Limits of 3P Support

The calculation of patrician period of 3P is related to the deposit amount of the critical account (explained in 3P).

With that deposit now potentially being split between two agreements (CFA and GDA), the calculation made in the liquidation case in order to assign rewards, gives a result specific for that agreement instead of combining them together.

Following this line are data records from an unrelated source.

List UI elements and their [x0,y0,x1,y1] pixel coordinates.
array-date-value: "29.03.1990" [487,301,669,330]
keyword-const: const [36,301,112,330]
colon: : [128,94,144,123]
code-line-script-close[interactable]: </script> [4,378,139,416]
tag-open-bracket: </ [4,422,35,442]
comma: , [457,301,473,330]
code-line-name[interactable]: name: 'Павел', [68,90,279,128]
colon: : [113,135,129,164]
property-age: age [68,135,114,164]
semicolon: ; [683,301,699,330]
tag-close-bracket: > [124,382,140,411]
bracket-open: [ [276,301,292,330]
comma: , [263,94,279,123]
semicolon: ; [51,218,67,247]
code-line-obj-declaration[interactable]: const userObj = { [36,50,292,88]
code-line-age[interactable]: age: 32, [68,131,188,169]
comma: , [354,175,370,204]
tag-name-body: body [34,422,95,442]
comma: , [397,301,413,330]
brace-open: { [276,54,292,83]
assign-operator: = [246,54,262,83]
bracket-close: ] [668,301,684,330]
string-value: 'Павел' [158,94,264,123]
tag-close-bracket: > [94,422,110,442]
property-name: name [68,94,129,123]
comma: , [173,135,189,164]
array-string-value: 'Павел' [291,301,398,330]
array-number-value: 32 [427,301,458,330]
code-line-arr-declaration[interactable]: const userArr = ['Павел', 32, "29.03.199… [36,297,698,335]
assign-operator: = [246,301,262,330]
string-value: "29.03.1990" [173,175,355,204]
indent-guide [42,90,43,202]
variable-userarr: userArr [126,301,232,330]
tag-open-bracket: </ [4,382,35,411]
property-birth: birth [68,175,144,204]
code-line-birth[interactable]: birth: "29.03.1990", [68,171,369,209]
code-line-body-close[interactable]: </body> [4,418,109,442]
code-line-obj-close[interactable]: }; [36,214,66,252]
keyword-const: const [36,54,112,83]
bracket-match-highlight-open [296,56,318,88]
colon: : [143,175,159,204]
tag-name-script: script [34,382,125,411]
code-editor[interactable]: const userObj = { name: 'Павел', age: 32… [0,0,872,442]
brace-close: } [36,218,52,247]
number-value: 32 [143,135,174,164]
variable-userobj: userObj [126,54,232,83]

This may impact the predictability of patrician period, but should not pose an issue to the solvency mechanism as a whole.

Misc

Adjustment Flow

The GDA handles an edge case when there is a remainder in the amount of tokens to be streamed to the pool because solidity does not allow for floating point arithmetic. This remainder in the flow rate is the adjustment flow. This is handled with something called the adjustment flow rate which is always streamed to the pool admin, and is best explained via an example:

  1. Alice creates a pool and assigns 3 units each to Bob, Carol and Dave. Alice's pool has 9 total units.
  2. She then does a flow distribution of 100 DAIx/second. The issue here is that 100 / 9 (11.11...) is not fully divisible.
  3. Therefore, an adjustment flow is required. The adjustment flow rate handles the cases where the desired flow rate is not divisible by the total number of units.
  4. In the case of Alice's pool, the flow rate sent to the pool members is 99/s (closest divisible value without remainder, rounding down) and 1/s is the adjustment flow rate.

Lack-of Callback Support

The current implementation opts out of callback support for now.